Mike Aidoo

Personal information
- Date of birth: 30 May 2005 (age 21)
- Place of birth: Italy
- Height: 1.75 m (5 ft 9 in)
- Position: Defender

Team information
- Current team: Inter Milan U23
- Number: 27

Youth career
- 0000–2021: Chievo
- 2021–: Inter Milan

Senior career*
- Years: Team / Apps / (Gls)
- 2024–: Inter Milan / 0 / (0)
- 2025–2026: → Pergolettese (loan) / 33 / (1)
- 2026–: → Inter Milan U23 (res.) / 1 / (0)

International career^{‡}
- 2021: Italy U17 / 2 / (0)
- 2025–: Italy U20 / 3 / (0)

= Mike Aidoo =

Italian footballer (born 2005)

Mike Aidoo (born 30 May 2005) is an Italian professional footballer who plays as a defender for club Inter Milan U23.

==Club career==
===Early career===
Aidoo was born on 30 May 2005 in Italy to Ghanaian parents.

As a youth, Aidoo first joined the Chievo academy before moving to Inter Milan's youth setup at the age of sixteen.

===Inter Milan===
On 19 December 2024, Aidoo made his professional debut, coming on as an 88th-minute substitute for Matteo Darmian in a 2–0 win against Udinese in the round of 16 of the Coppa Italia.

====Loan to Pergolettese====
On 9 August 2025, Aidoo joined Serie C club Pergolettese on a season-long loan.

==International career==
Born in Italy, Aidoo is of Ghanaian descent.
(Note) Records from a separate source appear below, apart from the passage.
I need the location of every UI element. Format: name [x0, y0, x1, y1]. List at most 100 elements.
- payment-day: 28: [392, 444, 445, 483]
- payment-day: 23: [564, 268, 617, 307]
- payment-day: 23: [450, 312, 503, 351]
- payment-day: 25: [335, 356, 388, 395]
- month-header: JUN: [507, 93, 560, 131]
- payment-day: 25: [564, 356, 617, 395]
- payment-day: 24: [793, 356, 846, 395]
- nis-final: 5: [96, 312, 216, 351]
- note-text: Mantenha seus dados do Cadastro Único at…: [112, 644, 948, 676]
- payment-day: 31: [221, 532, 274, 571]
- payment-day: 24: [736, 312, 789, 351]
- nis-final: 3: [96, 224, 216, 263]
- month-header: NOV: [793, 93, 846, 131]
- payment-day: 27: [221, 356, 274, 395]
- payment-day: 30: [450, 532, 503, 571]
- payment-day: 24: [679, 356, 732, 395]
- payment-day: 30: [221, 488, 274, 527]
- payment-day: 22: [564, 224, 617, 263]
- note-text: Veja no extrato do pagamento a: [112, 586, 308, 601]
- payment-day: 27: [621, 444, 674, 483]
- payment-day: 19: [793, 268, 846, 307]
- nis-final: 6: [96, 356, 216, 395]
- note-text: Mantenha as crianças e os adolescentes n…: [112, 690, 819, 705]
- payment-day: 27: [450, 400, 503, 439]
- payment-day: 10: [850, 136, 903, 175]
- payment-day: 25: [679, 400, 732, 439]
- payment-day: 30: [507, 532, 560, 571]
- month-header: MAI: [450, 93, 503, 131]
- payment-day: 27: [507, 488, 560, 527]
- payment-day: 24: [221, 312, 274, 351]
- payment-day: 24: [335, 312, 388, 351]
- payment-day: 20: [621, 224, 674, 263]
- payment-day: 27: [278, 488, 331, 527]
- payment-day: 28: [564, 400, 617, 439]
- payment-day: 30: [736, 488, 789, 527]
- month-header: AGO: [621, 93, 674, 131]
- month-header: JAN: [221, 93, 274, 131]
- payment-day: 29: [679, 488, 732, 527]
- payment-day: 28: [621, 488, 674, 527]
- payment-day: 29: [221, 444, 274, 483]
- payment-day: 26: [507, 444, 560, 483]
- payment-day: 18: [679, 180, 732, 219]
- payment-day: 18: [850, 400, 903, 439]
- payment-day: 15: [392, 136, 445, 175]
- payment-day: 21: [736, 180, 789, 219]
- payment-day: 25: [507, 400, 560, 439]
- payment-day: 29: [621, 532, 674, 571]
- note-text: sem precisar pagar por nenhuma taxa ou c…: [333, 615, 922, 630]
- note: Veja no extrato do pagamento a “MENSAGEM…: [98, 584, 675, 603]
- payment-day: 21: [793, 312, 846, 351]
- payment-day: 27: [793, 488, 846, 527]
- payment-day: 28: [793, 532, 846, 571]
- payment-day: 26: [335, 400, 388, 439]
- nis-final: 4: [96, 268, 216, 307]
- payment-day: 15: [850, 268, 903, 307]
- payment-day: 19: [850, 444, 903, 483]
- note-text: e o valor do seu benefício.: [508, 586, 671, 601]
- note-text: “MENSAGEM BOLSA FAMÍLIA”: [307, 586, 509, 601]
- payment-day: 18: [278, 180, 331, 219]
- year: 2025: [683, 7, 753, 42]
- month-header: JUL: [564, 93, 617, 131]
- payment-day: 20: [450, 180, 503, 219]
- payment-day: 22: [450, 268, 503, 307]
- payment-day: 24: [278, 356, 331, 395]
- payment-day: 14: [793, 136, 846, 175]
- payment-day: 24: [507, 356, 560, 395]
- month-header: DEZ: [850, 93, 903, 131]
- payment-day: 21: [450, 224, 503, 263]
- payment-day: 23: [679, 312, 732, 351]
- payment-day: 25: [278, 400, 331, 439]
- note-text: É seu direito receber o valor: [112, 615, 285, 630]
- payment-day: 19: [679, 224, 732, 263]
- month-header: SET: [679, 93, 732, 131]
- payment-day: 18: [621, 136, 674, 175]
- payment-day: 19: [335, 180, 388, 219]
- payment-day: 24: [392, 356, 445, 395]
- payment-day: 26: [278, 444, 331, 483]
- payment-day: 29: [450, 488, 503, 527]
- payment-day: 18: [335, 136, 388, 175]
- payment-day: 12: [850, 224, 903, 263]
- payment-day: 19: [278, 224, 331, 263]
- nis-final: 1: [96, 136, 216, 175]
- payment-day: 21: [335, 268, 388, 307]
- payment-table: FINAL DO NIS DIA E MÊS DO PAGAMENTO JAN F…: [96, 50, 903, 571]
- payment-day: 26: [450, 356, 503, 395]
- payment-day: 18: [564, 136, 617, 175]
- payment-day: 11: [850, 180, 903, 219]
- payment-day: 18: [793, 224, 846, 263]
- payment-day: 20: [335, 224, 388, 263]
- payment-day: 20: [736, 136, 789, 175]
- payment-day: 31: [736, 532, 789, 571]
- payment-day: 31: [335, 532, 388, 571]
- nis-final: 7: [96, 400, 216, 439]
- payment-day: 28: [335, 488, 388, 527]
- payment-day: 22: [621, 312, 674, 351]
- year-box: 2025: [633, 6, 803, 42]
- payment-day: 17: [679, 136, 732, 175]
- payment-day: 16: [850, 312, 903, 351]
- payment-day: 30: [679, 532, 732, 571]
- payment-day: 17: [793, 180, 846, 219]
He is an Italy youth international. He made two appearances while playing for the Italy national under-17 football team.

==Style of play==
Aidoo operates primarily as a right-back, but he is also capable of playing as a midfielder. Right-footed and known for his speed, he is praised for his versatility on the field. His playing style has drawn comparisons to Netherlands international Denzel Dumfries.